How do I process form XObjects in PDF?

Q: I am writing a PDF processing application that will take any
existing PDF and will perform color conversion and other operations of
the document. For example, I would like to take a color PDF and
convert it to grayscale. So far the results I get using PDFNet SDK are
excellent, however I am not exactly clear how to deal with form
XObjects. In some cases, color converted content in From Objects is
not showing properly. The sketch of my conversion class was originally
based on your ElementReaderAdv sample (http://www.pdftron.com/pdfnet/
samplecode.html#ElementReaderAdv). The current code is along the
following lines:

void PDFConverter::convert(PDFDoc& doc, ElementReader& reader,
ElementWriter&
writer,bool save,int& elenum)
{
Element e;
bool form = false;
Obj softMask;
while( e = reader.Next() )
{
int type = e.GetType();
switch(type)
{
case Element::e_image:
case Element::e_inline_image:
if ( !e.IsImageMask() )
convertImage(doc, e);
else
convertImageMask(e);
break;
case Element::e_text:
convertElementText(doc, e,elenum);
break;
case Element::e_form: // Process form XObjects
reader.FormBegin();
convert(doc, reader, writer,false,elenum);
reader.End();
//Comentado
CheckColorSpaceForm(doc,e);
form = true;
break;
case Element::e_path:
case Element::e_shading:
convertElement(doc, e,elenum);
break;
}

softMask = e.GetGState().GetSoftMask();
if(softMask)
CheckSoftMask(softMask);
if(save)
writer.WriteElement(e);
if(form && !save)
writer.WriteElement(e);

form = false;

++elenum;
}
}

A: The problem is that the form XObject is not processed properly.
When ElementWriter outputs a form XObject (element_writer.WriteElement
(element)) it simply writes: ‘/form_id Do’ in the output content
stream.

Based on your code the converted PDF will contain duplicated content
(i.e. converted form xobject elements copied into the content stream
of a new page followed by a reference to the old form xobject).

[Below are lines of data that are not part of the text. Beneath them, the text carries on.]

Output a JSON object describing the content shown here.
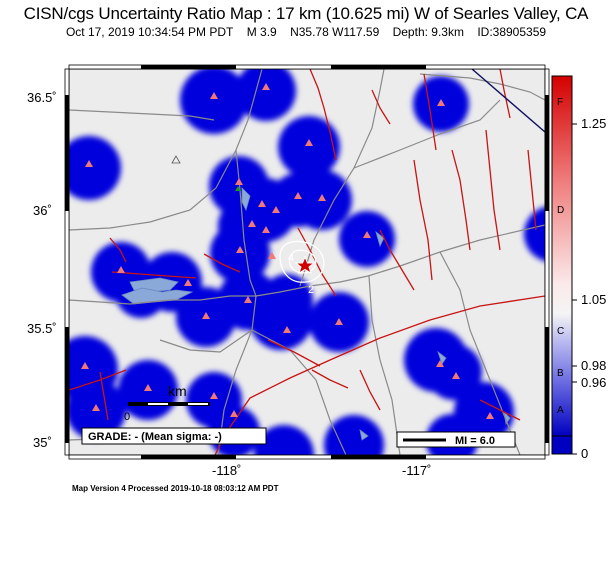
{
  "header": {
    "title": "CISN/cgs Uncertainty Ratio Map : 17 km (10.625 mi) W of Searles Valley, CA",
    "datetime": "Oct 17, 2019 10:34:54 PM PDT",
    "magnitude": "M 3.9",
    "location": "N35.78 W117.59",
    "depth": "Depth: 9.3km",
    "event_id": "ID:38905359"
  },
  "axes": {
    "lat_labels": [
      "36.5˚",
      "36˚",
      "35.5˚",
      "35˚"
    ],
    "lon_labels": [
      "-118˚",
      "-117˚"
    ]
  },
  "scale_bar": {
    "title": "km",
    "zero": "0"
  },
  "grade_label": "GRADE: - (Mean sigma: -)",
  "legend": {
    "mi_label": "MI = 6.0"
  },
  "colorbar": {
    "ticks": [
      "1.25",
      "1.05",
      "0.98",
      "0.96",
      "0"
    ],
    "grades": [
      "F",
      "D",
      "C",
      "B",
      "A"
    ],
    "colors": {
      "top": "#e00000",
      "mid": "#f4f4f4",
      "bottom": "#0000c8"
    }
  },
  "contour_labels": [
    "4",
    "2"
  ],
  "footer": "Map Version 4 Processed 2019-10-18 08:03:12 AM PDT",
  "colors": {
    "land": "#ececec",
    "coverage": "#0000dd",
    "fault": "#c81414",
    "road": "#8a8a8a",
    "station": "#f07878",
    "epicenter": "#d00000",
    "water": "#8aa8d8"
  }
}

There is couple of ways to deal with form XObjects.

Algorithm A)

  • Maintain a set of form XObjects to convert set.
  • When you encounter a form XObjects simply add (set.insert
    (elemenet.GetXObject().GetObjNum())) the form element to the above set (i.e. do
    not process children elements using reader.FormBegin()/End() etc) and
    output the element (element_writer.WriteElement(element)).
  • After processing all pages in the document walk through the list
    of all referenced form XObjects and call your convert function on each
    object in the list:
    ElementWriter w;
    w.Begin(doc);
    ElementReader r;
    Obj old_form = iterator.Current();
    r.Begin(old_form);
    onvert(doc, w, r, form_set, …);
    r.End();
    Obj new_form = w.End();

// Copy over entries from form xobject dictionary (Matrix, BBox,
etc)
new_form.Put(“Subtype”, old_form.FindObj(“Subtype”));
new_form.Put(“Matrix”, old_form.FindObj(“Matrix”));
new_form.Put(“BBox”, old_form.FindObj(“BBox”));

  • Swap the new form with the old form xobject:
    doc.GetSDFDoc().Swap(new_form.GetObjNum(),old_form.GetObjNum());
  • Because a form XObject may reference other form XObjects you may
    need to loop until the set of form XObjects to process is empty.

Algorithm B) Flatten all form XObject into the page content stream.
This approach is similar to your current approach except that you
would always skip writing the form element (element_writer.WriteElement
(element)). Because you are writing the display list of the form
xobject directly into the new page content stream there is no need to
reference the old form xobject. You would also need to save graphics
state and insert an extra clipping path before processing children
element (using BBox info from the form). For example:

case Element::e_form:
{
// Save GState …
writer.WriteElement(element_builder.CreateGroupBegin());

Obj bbox = element.GetXObject().FindObj(“BBox”);
if (bbox != null) {
// todo may need to transform the clip using form’s Matrix…
// Element cliprect = element_builder.CreateRect(Rect(bbox));
// writer.WriteElement(cliprect);
}

reader.FormBegin();
convert(doc, reader, writer,false,elenum);
reader.End();

writer.WriteElement(element_builder.CreateGroupEnd());
}
}

if (elemet_type === Element::e_form)
… don’t write element
else writer.WriteElement(e);

The only problem with the second approach is that it may result in
bloated PDF files because shared xobject would be replicated.